Working with IrsiCaixa, the Catalan AIDS research institute, BSC has now used PELE to develop a bioinformatics method to predict the effectiveness of antiretroviral drugs used to treat HIV.

The method combines HIV DNA sequencing, identification of genetic mutations, computational protein modelling, and simulations of how drugs bind with the proteins of the virus.

But, most importantly, the method can be performed in less than 24 hours on relatively small-scale computing equipment, such as a standard PC, available in any laboratory.

Until now, patient information has been used to predict the impact of HIV mutations on the effectiveness of drugs. A drawback with this approach is that it can't cater for mutations for which no records exist.

The BSC-IrsiCaixa method uses PELE to make predictions based on the characteristics of each genetic mutation and on the changes that the mutation produces in the virus' proteins, which act as targets for drugs.

"Nearly everybody's using a deterministic approach to performing molecular simulations. We decided to use a stochastic approach [distributed random variables], called Monte Carlo, and combine it with protein-structure prediction techniques," BSC researcher Victor Guallar tells ZDNet.

"So in just a few hours we could get the information it used to take days or weeks to obtain with other methods."

At the moment, the software interface is not very friendly, so Guallar and his team are working to improve it. The next step is bringing virtual reality to the system, so experts around the world can remotely work on the same system, he says.

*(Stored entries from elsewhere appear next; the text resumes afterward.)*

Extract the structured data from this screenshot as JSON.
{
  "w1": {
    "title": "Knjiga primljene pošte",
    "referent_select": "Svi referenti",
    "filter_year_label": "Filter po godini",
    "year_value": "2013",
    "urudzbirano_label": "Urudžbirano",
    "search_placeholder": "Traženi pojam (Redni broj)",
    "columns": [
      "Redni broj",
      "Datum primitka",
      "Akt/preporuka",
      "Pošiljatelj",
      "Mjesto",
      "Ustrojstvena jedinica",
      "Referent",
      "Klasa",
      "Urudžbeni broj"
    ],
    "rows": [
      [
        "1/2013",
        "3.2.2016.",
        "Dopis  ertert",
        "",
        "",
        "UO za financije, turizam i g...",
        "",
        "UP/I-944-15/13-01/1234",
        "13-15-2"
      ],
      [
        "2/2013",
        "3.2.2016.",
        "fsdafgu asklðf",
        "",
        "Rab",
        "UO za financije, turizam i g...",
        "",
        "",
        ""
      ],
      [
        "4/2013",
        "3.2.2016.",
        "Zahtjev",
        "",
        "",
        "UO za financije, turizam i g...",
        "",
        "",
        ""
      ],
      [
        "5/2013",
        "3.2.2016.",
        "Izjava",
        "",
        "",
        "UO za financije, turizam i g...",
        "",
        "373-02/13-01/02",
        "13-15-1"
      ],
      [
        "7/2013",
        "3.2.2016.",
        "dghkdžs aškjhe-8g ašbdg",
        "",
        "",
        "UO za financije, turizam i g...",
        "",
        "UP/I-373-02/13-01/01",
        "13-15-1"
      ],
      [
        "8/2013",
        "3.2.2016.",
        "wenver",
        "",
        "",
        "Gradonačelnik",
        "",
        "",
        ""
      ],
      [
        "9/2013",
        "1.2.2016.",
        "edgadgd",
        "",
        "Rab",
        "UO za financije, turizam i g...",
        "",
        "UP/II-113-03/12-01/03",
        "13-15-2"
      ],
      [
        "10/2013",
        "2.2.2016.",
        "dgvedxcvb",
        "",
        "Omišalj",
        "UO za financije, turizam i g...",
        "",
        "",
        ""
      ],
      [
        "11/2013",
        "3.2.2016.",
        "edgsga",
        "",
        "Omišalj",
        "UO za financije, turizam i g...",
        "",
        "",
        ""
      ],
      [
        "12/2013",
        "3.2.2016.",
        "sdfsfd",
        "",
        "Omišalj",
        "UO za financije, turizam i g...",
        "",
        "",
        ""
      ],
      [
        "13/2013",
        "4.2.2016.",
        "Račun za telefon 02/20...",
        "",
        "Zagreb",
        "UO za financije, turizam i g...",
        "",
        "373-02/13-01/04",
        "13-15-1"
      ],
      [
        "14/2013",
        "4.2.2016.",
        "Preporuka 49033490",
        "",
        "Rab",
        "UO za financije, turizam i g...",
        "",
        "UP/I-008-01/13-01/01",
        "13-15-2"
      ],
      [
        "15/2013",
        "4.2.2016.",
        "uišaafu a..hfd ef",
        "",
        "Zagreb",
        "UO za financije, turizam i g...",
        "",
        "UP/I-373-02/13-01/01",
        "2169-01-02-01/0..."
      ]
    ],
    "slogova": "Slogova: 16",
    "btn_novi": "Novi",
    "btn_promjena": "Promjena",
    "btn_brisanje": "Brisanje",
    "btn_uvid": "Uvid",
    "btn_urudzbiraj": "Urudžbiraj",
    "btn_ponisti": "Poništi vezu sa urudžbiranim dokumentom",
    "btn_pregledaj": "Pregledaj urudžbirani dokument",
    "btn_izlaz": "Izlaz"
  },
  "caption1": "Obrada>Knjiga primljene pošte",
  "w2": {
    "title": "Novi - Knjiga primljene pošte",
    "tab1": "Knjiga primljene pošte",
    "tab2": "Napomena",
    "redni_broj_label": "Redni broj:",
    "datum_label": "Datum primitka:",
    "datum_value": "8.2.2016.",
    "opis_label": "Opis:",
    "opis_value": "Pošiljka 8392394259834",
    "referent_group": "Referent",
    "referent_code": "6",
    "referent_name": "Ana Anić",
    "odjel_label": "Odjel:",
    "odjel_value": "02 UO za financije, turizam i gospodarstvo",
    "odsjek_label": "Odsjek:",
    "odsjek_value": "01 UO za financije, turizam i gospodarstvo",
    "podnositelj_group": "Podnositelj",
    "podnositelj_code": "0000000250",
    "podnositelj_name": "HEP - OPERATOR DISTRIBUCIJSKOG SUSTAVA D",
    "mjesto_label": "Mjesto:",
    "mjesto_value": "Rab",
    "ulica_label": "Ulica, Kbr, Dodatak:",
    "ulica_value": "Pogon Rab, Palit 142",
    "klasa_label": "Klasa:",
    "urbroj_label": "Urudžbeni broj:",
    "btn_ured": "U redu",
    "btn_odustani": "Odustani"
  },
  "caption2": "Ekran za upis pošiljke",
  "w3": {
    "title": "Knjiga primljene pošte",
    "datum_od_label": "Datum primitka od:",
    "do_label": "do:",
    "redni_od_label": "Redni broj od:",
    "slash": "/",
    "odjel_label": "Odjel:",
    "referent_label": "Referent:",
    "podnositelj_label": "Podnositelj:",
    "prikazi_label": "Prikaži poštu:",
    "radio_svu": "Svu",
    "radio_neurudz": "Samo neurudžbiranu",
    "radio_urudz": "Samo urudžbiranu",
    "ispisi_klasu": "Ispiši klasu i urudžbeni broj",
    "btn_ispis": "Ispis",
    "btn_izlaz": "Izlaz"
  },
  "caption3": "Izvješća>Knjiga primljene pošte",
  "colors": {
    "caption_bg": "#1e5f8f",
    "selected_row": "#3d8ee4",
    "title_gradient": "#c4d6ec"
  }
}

Guallar believes that the system developed with PELE is one of the first tangible molecular modeling steps in the area of what will eventually be personalized medicine.

"Treatment will be decided following genetic analysis of the causes of the disease in each patient [to identify] which drug would be most effective in each individual case," he says.

For IrsiCaixa researcher Marc Noguera-Julian, the developed system is "a multidisciplinary proof of concept that overcomes the limitations of current practice when deciding antiretroviral treatment and which, in addition, allows new drugs to be designed more quickly".